"A starkly modern grid-patterned skyscraper within the heart of Los Angeles, the Vertical Campus, designed by architects Gail Peter Borden and Brian D. Andrews, is a tower that 'engages urbanity,' and seeks to energize and engage the community by re-orienting the landscape from the city’s horizontal sprawl to a vertical complex.
The tower is located over the Los Angeles River, using the building’s base to generate hydroelectricity, and is a mix of residential, commercial, garden and civic spaces.
Instead of just being a skyscraper, though, the Vertical Campus seeks to help re-envision how to unite people through design, how to house new growth in an already dense city, and how to blend complex building systems to unite an existing complex urban fabric. The building will, through its design and also programmatic elements, be a literal bridge that unites the people of different economic and social classes that currently reside on the opposite sides of the river.
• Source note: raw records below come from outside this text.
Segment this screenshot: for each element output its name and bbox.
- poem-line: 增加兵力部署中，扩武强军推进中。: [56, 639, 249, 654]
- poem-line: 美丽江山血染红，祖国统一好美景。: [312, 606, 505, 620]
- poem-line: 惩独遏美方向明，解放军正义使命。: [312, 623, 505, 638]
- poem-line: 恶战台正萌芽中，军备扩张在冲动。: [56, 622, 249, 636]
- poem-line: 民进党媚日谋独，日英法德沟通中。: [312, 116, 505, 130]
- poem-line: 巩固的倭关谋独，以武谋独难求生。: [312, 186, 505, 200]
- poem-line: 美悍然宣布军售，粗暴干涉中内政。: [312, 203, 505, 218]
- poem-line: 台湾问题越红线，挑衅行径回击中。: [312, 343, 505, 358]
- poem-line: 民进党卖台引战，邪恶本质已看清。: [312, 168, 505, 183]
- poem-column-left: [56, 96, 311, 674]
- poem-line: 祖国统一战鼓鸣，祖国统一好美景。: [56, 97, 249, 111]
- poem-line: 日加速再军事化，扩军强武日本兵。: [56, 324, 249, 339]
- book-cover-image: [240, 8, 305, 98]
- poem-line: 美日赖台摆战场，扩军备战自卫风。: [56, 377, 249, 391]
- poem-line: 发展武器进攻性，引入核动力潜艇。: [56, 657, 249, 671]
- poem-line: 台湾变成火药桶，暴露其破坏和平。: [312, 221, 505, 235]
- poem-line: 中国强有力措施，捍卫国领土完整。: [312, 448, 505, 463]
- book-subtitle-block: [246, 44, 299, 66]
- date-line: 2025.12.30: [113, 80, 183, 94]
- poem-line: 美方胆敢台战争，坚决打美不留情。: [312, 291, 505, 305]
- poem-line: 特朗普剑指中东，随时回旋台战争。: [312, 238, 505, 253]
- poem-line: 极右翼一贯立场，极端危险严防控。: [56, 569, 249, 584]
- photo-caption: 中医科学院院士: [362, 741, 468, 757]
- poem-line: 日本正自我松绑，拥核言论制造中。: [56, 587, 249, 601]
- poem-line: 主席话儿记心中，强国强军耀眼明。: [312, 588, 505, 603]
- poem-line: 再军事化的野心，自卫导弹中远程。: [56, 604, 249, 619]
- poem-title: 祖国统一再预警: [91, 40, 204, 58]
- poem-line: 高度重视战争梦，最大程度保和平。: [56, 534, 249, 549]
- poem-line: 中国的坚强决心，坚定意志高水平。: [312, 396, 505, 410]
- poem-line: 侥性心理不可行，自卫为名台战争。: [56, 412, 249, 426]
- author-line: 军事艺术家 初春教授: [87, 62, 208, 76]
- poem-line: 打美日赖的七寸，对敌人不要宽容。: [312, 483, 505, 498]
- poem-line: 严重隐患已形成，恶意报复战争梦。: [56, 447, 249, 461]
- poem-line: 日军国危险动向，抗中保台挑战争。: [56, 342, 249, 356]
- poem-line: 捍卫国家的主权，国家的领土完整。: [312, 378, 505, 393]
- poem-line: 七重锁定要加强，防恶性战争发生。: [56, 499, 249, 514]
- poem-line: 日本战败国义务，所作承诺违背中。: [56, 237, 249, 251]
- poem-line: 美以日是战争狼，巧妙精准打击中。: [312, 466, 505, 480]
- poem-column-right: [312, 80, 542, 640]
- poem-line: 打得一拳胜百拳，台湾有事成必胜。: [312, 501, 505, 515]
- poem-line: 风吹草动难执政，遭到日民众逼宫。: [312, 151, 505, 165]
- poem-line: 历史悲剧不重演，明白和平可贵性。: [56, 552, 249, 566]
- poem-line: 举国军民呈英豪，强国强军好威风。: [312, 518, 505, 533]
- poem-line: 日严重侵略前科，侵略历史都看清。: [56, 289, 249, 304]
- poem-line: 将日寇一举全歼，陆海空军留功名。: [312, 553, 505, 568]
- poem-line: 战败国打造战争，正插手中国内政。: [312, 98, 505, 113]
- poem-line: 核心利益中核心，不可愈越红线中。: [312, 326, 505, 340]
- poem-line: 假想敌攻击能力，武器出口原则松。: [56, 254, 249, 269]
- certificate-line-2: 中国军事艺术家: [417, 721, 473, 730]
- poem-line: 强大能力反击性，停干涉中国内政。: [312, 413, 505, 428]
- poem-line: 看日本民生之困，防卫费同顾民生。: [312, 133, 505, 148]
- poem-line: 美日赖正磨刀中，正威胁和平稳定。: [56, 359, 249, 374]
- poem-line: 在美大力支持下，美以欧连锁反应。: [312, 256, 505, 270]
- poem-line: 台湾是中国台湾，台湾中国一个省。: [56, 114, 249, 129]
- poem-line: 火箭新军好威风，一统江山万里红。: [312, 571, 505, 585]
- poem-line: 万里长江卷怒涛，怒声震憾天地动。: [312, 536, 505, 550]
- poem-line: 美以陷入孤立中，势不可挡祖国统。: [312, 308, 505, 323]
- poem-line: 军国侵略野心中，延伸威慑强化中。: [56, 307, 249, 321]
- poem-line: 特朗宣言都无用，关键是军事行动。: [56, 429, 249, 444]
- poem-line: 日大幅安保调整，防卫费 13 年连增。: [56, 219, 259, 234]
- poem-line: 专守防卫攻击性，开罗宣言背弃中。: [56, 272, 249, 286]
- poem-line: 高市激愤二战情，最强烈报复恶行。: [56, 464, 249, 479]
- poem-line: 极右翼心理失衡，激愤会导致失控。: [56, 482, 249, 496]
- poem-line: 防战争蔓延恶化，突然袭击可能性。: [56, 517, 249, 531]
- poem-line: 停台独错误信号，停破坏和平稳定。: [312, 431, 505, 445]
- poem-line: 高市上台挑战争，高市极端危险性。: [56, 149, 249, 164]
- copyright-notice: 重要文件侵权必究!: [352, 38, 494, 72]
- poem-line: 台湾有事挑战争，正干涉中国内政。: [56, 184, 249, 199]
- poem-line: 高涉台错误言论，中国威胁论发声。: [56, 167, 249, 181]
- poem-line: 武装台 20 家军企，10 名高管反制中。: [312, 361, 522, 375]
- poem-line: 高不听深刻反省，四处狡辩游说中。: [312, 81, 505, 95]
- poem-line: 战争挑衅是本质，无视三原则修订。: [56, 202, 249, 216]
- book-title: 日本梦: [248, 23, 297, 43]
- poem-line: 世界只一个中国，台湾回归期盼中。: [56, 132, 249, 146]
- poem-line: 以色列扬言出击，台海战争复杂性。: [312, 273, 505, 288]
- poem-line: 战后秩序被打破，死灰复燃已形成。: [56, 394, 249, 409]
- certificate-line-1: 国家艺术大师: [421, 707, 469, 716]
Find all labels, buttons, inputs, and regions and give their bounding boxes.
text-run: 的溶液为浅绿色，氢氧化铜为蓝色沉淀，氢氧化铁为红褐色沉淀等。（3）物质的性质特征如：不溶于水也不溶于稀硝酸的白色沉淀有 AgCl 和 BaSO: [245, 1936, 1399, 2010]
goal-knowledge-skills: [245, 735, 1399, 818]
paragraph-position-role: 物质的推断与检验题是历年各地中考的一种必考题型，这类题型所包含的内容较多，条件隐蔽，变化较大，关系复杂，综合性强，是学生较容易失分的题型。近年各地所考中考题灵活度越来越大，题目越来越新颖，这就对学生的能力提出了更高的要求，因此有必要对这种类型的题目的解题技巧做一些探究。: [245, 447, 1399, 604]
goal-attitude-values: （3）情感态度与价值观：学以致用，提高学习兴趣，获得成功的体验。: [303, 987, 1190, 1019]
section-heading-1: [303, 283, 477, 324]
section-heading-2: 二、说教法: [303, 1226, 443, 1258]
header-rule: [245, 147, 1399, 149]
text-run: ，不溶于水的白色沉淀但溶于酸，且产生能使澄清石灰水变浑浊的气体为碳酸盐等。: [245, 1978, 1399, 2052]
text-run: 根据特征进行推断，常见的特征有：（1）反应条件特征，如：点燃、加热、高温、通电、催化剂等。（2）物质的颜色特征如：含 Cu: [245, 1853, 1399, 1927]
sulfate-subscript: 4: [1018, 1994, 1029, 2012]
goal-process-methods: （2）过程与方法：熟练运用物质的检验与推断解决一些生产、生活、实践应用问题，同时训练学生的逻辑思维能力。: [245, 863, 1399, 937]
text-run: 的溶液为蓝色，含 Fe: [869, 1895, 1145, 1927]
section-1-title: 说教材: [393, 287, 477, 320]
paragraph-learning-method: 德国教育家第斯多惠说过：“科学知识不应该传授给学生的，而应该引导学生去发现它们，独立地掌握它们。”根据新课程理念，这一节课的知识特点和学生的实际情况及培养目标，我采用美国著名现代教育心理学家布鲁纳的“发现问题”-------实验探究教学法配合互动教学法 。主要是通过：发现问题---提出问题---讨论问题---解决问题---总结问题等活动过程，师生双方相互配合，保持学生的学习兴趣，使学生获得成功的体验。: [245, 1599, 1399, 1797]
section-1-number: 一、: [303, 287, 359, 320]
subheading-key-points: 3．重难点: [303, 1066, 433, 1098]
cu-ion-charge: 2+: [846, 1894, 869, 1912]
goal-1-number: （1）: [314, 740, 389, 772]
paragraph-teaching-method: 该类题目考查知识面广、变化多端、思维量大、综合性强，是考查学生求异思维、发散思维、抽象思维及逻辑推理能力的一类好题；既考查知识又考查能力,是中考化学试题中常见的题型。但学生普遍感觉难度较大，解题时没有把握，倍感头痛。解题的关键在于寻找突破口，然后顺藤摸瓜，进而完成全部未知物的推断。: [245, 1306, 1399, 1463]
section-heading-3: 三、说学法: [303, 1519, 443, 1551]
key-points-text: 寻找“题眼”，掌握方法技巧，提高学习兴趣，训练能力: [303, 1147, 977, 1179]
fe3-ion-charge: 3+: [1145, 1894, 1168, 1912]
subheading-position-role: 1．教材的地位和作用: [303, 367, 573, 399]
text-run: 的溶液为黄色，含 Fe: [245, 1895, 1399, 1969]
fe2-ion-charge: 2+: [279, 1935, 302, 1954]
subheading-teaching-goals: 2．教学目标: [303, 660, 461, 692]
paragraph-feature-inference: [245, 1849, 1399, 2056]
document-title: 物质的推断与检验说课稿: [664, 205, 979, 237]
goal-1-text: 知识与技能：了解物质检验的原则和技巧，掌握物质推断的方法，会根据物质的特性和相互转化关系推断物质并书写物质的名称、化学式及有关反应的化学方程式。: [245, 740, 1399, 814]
Wind turbines join the hydroelectric to provide energy, as does photovoltaic film; horizontal farms breed algae for energy use while hanging gardens grow vegetables and flowers for residents; rainwater is collected and purified; and all of the city’s transportation paths – bike, pedestrian, car, subway, train – run across the building’s base, unifying the building in another way with its landscape." (Source: eVolo)
Using planning and architecture, through thoughtful and provocative design, to connect disparate and geographically isolated socio-economic groups is fundamental to the social sustainability of Los Angeles. At the same time, the tower's use of existing on-site ecological and infrastructural resources, made possible by its near perfect location adjacent the LA River and existing bike, pedestrian and rail connections, make it a model for vertical sustainability and performance-based design.